By now, you’ve probably heard of the dozens of “White Student Unions” cropping up across Facebook. They’ve been garnering (mostly negative) attention throughout the media both in campus newspapers and elsewhere. Berkeley’s Daily Californian ran an article where the President of the UC Students’ association referred to such groups as a “slap in the face.”

Why is that? According to the UC Berkeley White Student Union statement of purpose, the group only wants to create “safe spaces” for those of European descent. It also affirms a commitment to “diversity,” saying such things as “we like all people, we just also like being white.” The website Medium ran an article referring to these groups as ‘trolls’ and nothing more than racist propaganda.

This begs the question, do we as Europeans have a right to assemble for our own interests? The media/academic complex seems to answer with a resounding “no.” Trolls or not, these groups serve an important purpose and that is to deconstruct the language of “diversity” and “tolerance” and reveal the inherent will to power behind them, and expose the decades long use of such language in the dispossession of our people from our historical institutions.

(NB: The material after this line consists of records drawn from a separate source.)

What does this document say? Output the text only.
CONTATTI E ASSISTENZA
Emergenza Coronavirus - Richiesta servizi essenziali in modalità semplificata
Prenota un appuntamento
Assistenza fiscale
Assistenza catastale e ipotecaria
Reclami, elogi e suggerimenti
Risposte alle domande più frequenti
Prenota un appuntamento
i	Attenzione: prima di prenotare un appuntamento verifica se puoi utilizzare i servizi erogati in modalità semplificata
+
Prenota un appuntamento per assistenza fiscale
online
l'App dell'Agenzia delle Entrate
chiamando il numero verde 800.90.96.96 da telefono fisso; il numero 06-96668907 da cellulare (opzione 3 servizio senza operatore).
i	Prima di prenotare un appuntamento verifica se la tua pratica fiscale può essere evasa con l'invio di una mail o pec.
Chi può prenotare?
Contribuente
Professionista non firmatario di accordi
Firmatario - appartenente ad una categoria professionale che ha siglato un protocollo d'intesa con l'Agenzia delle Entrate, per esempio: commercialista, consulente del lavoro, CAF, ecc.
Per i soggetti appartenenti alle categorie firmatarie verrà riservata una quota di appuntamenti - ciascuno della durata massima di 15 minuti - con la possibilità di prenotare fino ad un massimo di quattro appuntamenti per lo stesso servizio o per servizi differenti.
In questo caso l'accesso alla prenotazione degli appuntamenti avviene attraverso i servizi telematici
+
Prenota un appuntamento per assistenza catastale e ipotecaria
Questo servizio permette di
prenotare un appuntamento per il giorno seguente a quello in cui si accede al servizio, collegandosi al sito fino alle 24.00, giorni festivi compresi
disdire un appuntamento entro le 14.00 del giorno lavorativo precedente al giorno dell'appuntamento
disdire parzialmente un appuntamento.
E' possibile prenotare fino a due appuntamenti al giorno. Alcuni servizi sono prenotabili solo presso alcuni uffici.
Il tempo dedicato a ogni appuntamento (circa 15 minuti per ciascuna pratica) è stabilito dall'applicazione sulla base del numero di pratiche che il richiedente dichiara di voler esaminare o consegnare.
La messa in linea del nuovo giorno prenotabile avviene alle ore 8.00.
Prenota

In a way, what we are seeing is a form of identitarian situationism, which uses such acts to deconstruct and accelerate the consciousness of our people. Like the neverending “meme wars” on twitter and throughout the Internet, such acts raise the contradictions inherent in our opponent’s discourse and serve to consolidate our own identities against those of our political opponents.

Even such mundane acts as reporting FBI crime statistics have become revolutionary acts, as Donald Trump is learning. The more we push back and use the reigning liberal hegemony’s grammar against it, the more it’s foundational myths are undermined; in today’s world of rapid information sharing, such acts can awaken more of our people than ever before.

However, these are only first steps to realizing who we are as a people. By defining what we are not and pushing back against those who would say we have no identity or right to organize for our own interests, we begin to become who we are and will need to be.